Autrefois, il se contemplait comme un monument,
Des promeneurs venaient ici en pèlerins.
- Il s’étend plus haut que les chênes alentour
Et ressemble à une cheminée de neige jaune.
- Des couleurs devant ce tronc qui n’a plus d’écorce ?
Au mieux la blancheur d’une cire pétrifiée.
- Il occupe nos yeux (tu l’admets ?) et nos mains
En s’y posant touchent la mémoire de la terre.
- Comme passer la paume sur un corps figé dans son
sang :
La sève ne coule plus à travers le bois.
- Ses branches ont le désir des bras priant
Vers un ciel qui exauce ou exaucera.
- Avec ou sans vent elles casseront bientôt
Et tomberont du fracas précédant la fin des bruits.

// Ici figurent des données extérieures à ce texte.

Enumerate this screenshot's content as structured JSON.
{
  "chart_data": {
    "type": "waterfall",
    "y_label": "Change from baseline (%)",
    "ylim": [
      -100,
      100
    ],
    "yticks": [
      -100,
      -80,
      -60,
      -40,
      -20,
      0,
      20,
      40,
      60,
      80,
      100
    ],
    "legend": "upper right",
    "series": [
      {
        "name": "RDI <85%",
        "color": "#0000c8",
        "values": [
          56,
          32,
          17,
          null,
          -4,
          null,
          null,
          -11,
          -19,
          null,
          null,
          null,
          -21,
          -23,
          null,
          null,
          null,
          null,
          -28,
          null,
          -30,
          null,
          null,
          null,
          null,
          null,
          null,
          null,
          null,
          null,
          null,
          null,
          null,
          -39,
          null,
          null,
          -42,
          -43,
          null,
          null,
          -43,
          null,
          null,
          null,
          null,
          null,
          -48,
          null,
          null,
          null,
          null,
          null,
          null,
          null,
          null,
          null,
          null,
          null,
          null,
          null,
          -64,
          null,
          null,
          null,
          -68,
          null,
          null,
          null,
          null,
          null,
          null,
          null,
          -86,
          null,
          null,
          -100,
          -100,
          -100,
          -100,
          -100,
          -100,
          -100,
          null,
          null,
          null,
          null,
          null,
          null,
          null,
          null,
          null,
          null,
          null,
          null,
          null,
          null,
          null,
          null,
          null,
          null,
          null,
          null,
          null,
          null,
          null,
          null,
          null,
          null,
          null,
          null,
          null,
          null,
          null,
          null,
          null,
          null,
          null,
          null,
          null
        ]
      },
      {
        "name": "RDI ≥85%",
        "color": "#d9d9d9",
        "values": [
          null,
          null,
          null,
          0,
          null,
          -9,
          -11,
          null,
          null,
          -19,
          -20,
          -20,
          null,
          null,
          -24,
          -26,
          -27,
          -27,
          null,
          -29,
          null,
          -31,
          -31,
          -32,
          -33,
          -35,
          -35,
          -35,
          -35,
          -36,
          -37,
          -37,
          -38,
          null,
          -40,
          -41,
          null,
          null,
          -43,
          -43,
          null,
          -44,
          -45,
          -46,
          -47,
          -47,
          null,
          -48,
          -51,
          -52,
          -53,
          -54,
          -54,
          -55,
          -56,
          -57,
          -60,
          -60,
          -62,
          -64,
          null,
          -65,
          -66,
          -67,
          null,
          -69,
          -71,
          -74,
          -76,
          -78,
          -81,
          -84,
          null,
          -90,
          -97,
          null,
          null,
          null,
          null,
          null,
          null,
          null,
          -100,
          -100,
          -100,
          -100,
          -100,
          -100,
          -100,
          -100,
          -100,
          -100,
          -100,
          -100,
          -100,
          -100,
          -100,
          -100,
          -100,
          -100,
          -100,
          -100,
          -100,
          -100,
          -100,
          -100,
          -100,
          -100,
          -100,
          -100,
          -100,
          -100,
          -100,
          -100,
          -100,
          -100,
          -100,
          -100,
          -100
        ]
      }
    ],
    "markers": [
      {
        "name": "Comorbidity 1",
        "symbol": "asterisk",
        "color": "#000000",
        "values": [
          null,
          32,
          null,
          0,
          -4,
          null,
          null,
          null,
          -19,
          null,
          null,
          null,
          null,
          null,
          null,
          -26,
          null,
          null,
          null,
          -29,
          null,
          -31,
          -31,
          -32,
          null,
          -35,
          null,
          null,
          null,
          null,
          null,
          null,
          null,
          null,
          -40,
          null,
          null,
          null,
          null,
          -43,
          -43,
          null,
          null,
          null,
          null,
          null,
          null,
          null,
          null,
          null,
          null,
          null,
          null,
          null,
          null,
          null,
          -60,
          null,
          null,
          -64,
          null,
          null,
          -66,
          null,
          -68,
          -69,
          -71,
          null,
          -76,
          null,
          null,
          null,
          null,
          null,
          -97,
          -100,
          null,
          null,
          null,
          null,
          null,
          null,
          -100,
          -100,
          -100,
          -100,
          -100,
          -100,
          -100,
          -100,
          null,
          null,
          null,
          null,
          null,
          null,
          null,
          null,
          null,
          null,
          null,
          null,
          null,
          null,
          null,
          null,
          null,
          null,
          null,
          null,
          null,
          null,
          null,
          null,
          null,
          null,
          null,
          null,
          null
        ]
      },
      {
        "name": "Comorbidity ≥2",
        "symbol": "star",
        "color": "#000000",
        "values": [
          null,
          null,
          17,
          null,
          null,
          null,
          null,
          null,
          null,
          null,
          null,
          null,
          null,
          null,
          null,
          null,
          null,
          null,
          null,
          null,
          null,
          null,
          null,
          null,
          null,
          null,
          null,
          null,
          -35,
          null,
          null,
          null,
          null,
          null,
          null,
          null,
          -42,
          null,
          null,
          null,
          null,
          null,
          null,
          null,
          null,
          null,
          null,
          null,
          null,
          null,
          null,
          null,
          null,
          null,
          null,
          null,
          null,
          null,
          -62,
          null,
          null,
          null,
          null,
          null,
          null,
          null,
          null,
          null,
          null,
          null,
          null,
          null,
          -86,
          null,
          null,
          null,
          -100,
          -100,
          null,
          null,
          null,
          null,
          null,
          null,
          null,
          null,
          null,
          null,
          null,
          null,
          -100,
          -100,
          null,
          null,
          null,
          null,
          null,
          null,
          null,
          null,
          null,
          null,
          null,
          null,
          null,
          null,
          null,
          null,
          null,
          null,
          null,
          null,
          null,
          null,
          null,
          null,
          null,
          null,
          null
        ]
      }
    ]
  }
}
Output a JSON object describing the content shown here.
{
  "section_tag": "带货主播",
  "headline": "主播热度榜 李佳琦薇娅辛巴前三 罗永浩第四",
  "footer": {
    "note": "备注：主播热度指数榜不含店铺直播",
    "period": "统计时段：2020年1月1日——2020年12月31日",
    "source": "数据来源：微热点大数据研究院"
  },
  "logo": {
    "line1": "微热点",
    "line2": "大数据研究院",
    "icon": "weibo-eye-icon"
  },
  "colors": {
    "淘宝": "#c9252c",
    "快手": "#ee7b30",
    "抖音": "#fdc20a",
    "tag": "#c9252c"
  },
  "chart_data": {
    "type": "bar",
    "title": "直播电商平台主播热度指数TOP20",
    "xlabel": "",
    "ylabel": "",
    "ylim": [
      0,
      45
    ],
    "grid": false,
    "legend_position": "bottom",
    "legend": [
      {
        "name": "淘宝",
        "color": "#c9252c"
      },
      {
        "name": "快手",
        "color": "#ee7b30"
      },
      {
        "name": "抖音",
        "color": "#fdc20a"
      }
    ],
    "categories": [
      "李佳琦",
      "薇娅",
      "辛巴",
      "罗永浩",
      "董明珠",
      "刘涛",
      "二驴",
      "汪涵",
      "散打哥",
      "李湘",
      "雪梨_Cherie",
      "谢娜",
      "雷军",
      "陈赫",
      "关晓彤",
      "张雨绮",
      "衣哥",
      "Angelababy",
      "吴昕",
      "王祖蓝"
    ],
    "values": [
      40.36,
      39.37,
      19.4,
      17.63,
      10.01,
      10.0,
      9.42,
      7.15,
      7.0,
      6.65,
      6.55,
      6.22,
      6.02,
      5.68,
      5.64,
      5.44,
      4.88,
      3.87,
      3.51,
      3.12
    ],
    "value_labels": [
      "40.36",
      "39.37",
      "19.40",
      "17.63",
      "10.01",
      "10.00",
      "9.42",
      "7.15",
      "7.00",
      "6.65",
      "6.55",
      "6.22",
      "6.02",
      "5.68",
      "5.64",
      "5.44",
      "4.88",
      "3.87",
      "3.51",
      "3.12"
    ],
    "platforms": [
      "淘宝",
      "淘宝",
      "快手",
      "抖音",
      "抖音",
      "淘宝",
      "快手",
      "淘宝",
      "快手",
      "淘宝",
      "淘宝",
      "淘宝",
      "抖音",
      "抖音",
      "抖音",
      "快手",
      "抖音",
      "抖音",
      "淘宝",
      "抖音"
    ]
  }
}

- Écoutons dans le passé bruire son feuillage
Où la lumière scintille en douce captive.
- Seule ta rêverie s’arrache au silence.
Entends-tu déclaré mort
depuis 1994 ?
- Les hommes se trompent dans leurs mots quand ils parlent
De la vie qui se prolonge immobile,
Dressée depuis ses racines jusqu’au sommet
Et face à elle, avec ta voix de constat,
De chiffres exacts, c’est toi le plus tari. »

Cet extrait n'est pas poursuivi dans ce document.